Sugambri under their king Maelo (or Melo ) and allied with them Tencteri and Usipetes broke out in 12 BC again in Gaul, as they were ruled by serious unrest due to the first Provincial Census. Drusus urged a troop contingent back the invaders and opened on the other side of the river immediately after August 1, 12 BC a punitive expedition. The invasion of Germania went from lower Rhine area, first in the land of Usipetes ( southeast of the present province of Gelderland), then against the settled between the Lippe and Ruhr Sugambri (which Strabo as the cause for the outbreak of war called ). However, the final subjugation of the Sugambri only succeeded Tiberius in the year 7 BC, the tribal parts in the left bank of the Rhine area in about relocated to the land of Sunuker. In the area of Xanten, they founded a settlement there, from the Colonia Ulpia Traiana which emerged. Deudorix, nephew of the former king Maelo was carried AD 17 in triumph of Germanicus in Rome as a prisoner. The name of the Sugambri received in the later tribal tradition of the Franks, as Clovis I was still raised at his baptism by the bishop of Reims as " brave Sugambri ".

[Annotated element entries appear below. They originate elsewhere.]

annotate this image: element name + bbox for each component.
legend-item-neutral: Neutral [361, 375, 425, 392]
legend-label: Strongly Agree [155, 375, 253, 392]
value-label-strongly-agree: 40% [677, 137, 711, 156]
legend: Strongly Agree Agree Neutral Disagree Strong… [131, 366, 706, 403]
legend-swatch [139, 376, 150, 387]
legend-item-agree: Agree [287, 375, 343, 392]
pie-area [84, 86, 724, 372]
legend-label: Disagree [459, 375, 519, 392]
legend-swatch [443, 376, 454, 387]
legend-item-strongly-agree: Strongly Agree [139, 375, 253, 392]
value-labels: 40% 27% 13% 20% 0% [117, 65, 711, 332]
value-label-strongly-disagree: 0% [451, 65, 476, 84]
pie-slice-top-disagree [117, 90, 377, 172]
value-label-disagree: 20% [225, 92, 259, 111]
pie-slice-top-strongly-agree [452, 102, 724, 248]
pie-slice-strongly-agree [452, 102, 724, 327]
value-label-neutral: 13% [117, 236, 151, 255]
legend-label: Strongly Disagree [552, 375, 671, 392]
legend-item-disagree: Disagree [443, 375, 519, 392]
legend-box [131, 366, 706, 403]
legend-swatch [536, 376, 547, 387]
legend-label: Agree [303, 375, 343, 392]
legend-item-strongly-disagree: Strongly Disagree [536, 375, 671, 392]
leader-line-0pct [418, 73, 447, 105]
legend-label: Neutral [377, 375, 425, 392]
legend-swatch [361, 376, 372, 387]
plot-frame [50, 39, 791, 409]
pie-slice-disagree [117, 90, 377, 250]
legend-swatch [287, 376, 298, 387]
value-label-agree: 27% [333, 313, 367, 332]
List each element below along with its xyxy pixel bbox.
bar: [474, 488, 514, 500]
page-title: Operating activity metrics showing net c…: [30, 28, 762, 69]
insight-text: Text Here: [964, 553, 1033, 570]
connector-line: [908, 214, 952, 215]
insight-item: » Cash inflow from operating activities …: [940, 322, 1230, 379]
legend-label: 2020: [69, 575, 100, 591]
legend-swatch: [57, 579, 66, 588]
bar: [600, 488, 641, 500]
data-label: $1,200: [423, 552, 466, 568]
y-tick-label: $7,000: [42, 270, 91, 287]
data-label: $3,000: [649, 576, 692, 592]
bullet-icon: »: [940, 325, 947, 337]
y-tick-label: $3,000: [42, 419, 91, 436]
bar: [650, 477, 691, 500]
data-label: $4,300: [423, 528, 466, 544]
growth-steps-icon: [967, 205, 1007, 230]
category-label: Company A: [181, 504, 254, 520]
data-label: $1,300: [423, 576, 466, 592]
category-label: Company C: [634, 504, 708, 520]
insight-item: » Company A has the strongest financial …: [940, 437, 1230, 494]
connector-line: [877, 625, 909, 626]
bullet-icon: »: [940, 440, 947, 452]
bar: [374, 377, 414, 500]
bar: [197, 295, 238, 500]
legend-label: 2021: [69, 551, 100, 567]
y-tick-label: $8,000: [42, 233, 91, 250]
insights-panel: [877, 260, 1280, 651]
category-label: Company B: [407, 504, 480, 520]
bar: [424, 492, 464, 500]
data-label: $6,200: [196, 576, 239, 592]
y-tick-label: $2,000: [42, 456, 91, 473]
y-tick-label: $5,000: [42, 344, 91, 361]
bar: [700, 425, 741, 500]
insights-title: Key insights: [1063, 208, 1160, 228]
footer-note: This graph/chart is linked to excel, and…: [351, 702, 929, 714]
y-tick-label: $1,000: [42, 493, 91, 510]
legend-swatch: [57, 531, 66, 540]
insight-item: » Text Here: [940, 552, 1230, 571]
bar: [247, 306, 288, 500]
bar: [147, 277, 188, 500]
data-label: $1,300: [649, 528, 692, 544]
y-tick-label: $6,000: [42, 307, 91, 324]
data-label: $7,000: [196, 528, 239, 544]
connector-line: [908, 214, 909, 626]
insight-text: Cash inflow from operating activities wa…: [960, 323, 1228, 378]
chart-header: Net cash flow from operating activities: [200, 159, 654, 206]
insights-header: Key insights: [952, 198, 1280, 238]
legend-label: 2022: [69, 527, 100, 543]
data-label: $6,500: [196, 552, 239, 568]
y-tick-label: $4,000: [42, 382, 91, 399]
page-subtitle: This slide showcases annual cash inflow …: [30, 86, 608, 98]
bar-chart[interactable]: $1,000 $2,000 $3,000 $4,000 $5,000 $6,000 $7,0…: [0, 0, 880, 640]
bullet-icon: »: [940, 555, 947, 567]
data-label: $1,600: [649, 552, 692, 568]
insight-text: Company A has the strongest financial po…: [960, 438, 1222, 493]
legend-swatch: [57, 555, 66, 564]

Identification of Sugambri with other tribes

Meaning of the name

The name of the Sugambri survives in various spellings; so is talk among other things, " Sugambri ", " Sygambri ", " Sigambri ", " Sugambroi ", " Sugumbri ", " Sucambri " and " Sycambres ". This makes an exact etymology of the name, but usually the Sugambri and Gambrivier to a Germanic root " * Gambra " are ( " powerful, active, zeal " ) provided. But there are also different interpretations of the name from the Celtic, for example, from a root " * cam". "Su " is a common Celtic prefix meaning " good" or " strong". The connection of the tribal name of the Sugambri with the regions Sauerland, winner country or the river Sieg are purely speculative and etymologically inconclusive.

Known members of the Sicambri

Some Sugambri be named in the deeds of Augustus and Strabo: Maelo, king or prince of the Sicambri, under whose command they invaded by 12 BC in Gaul, his brother and his son Baitorix Deudorix.